Cuando vienen y se quieren quedar conmigo, escribo cuentos y los dejo aquí.

martes, 25 de octubre de 2011

La deuda

Se respiraba un aire como de tormenta. Un ventarrón largo levantaba las hojas, los papeles, la fina arenilla de las aceras. Con el delantal entre las manos mojadas Sere se detuvo a mirar la calle sola mientras Hipólito cerraba la reja. Había sido un día largo y todavía faltaban tres semanas para las elecciones. En tiempos de campaña todo parecía moverse más rápido y al mismo tiempo todo se detenía en el aire, como en este ventarrón que levantaba las hojas y las sostenía quietas por un momento encima de las cabezas y los carros.

Grupos de los dos bandos se habían alternado para venir a hacer sus cenas y encuentros en La Factoría. Hasta este día no se había producido ningún enfrentamiento. Sin que pareciera demasiado evidente, Hipólito se las arreglaba para sentar a cada grupo en un rincón alejado del otro. Cada quien llegaba y se sentaba en su mesa, sin mediar más que un saludo silencioso, resuelto con un golpe de quijada. Las conversaciones se mantenían en voz baja y después cada quien salía por su lado sin llamar la atención. Pero este día las cosas estuvieron a punto de pasar a mayores.

—Nos salvó la campana —dijo Hipólito aflojándose la corbata.

—Las mujeres, mijo, siempre estamos salvando a la patria —dijo Sere.

Todavía resonaban en el aire los sonidos de sillas pateadas y de botellas rodando por el piso. Sere no había logrado entender cómo y cuándo se desató todo, pero recordaba haber escuchado una maldición antes que nada.

—¡Más puta será tu abuela! —había gritado alguien con un vozarrón.

Había dejado todo lo que estaba haciendo para asomarse desde la cocina. Y en los veinte segundos que tardó en caminar hasta el comedor todo había descendido a un nivel de violencia que parecía incontrolable. Hubo gritos y empujones. Alguien cayó y se levantó furioso, volteando patas arriba una mesa que hizo más grande el estrépito cuando se quebraron vasos y platos. El olor a whisky con Coca-cola se extendió por el aire. Alguien gritó agárrenlos y luego ya no se entendió nada por un rato. Hasta que una mujer alta y vestida de amarillo encendido, que había estado gritando órdenes y separando sillas, se plantó en el medio de la contienda y disparó al aire con una pistolita que parecía de juguete.

—¡Aquí no se mueve nadie! —dijo la mujer.

Su resolución era tal que todos obedecieron y se quedaron como estaban, en las poses más absurdas, por un par de segundos. Después bajaron los brazos, levantaron las cabezas, se acomodaron las faldas o las chaquetas y comenzaron a recoger el estropicio. Hasta ahí había llegado el escándalo. El grupo de la oposición salió primero, fingiendo cierta indignación y asegurando que la próxima vez reservarían todo el lugar para ellos solos, porque no se podía compartir de manera civilizada con esos trogloditas.

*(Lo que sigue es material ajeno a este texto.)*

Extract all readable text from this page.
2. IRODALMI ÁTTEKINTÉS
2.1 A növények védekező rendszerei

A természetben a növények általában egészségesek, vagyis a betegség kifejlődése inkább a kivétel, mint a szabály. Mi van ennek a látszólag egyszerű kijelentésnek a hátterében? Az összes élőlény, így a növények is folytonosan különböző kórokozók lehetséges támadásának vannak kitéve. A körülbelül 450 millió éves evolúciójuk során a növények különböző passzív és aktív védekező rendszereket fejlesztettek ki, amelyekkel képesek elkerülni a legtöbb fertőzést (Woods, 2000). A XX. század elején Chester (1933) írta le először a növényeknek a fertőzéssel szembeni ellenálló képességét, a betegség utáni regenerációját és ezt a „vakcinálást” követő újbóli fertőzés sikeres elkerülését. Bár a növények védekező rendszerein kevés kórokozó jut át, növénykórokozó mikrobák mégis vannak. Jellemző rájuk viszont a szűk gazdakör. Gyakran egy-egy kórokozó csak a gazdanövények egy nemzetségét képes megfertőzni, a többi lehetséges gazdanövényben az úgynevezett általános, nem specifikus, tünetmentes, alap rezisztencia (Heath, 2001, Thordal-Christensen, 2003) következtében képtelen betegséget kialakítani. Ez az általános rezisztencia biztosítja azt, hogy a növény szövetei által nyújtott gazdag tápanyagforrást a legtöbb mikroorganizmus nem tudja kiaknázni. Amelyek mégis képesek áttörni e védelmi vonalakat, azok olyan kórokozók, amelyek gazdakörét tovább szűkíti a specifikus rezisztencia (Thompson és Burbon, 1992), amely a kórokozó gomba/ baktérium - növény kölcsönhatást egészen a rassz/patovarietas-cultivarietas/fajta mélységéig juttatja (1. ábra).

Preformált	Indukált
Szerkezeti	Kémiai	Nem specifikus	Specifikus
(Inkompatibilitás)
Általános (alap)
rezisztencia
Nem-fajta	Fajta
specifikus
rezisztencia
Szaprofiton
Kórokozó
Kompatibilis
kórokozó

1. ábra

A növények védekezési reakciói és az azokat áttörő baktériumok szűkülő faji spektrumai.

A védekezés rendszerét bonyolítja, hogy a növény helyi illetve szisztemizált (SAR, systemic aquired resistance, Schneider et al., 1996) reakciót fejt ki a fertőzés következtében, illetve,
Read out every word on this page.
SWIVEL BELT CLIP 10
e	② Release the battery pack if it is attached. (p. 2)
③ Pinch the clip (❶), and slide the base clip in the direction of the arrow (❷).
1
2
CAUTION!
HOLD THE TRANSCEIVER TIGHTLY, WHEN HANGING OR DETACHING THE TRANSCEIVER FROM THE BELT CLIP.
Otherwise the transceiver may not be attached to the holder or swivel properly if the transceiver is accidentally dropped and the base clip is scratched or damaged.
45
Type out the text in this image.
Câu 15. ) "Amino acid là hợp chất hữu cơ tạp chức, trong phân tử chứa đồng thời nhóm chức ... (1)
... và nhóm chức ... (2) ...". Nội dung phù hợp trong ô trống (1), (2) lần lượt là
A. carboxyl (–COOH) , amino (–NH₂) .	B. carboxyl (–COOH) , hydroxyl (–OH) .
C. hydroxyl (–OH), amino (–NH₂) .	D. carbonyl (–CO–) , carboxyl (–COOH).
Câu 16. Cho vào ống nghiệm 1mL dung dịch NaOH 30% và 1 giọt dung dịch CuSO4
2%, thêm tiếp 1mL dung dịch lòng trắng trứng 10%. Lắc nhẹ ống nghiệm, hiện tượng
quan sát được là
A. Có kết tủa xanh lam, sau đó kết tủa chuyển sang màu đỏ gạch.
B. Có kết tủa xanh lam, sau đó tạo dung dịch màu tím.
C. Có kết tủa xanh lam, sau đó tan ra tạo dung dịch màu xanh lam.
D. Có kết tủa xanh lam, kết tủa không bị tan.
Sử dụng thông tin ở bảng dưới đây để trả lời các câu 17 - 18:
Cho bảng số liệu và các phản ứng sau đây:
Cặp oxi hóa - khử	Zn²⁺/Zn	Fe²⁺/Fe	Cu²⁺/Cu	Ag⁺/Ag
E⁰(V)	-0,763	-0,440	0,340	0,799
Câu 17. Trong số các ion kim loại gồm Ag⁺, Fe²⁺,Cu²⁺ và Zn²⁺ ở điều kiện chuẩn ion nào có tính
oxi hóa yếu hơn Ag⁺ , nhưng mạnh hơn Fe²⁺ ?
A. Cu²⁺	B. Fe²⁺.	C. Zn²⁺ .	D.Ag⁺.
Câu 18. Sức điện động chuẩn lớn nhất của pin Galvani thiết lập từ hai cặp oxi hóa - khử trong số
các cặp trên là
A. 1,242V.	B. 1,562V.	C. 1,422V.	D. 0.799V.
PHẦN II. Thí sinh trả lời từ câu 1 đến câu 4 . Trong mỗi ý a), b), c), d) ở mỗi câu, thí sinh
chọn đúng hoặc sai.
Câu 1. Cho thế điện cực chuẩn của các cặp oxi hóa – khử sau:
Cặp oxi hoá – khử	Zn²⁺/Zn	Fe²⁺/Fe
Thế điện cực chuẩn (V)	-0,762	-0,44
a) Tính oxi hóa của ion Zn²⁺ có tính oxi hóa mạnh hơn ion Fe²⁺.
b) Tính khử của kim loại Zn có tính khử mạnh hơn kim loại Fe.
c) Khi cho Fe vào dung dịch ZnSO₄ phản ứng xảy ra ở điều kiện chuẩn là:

Los del gobierno pidieron otra botella y estuvieron criticando a los oligarcas, burlándose y planeando revanchas hasta una hora más tarde. Desde la cocina Sere los oía reirse y cuchichear y volver a reirse a carcajadas. Cuando consideró que era un buen momento, se acercó a la mujer que había detenido la hecatombre y le preguntó cómo se llamaba. La mujer la miró al principio con un gesto duro, pero enseguida aflojó la mirada y se rió con gusto.

—Me dicen la mapanare, pero me llamo Celia —dijo—, como la cantante.

Sere le extendió la mano y le dio las gracias. Le dijo que había sido muy efectiva su manera de solucionar el conflicto, pero que prefería que no se usaran armas en su restaurant. La mujer le respondió con un abrazo franco del que Sere no supo zafarse.

—Me debes una, cocinera —dijo Celia—. Pero no tienes que pagármela de una vez y tampoco me tienes que dar las gracias. Para eso estamos.

Cuando casi a la media noche el cansancio se veía ya en las caras de todo el personal de La Factoría fue Celia la que levantó a sus huestes y se las llevó a terminar la parranda en otra parte. Sere le hizo un gesto de reconocimiento y de alivio desde la caja.

—Ya van dos —dijo Celia al salir, con una sonrisa de oreja a oreja.

El viento había dejado de levantar las hojas. Frente a la luz escasa de los postes se dibujaba ahora una llovizna tan fina que parecía no llegar al asfalto. El olor a tierra mojada vino después, como un eco impreciso de la lluvia. Mientras Sere despedía a Hipólito hasta mañana recordó las palabras de Celia y le asaltó un extraño presentimiento. Miró la marca neta que había dejado la bala en el techo y pensó que no tenía idea de hasta dónde llegaba la deuda que había contraído. La lluvia comenzó a repiquetear fuerte en el techo y Sere apagó la última luz antes de salir por la puerta de atrás.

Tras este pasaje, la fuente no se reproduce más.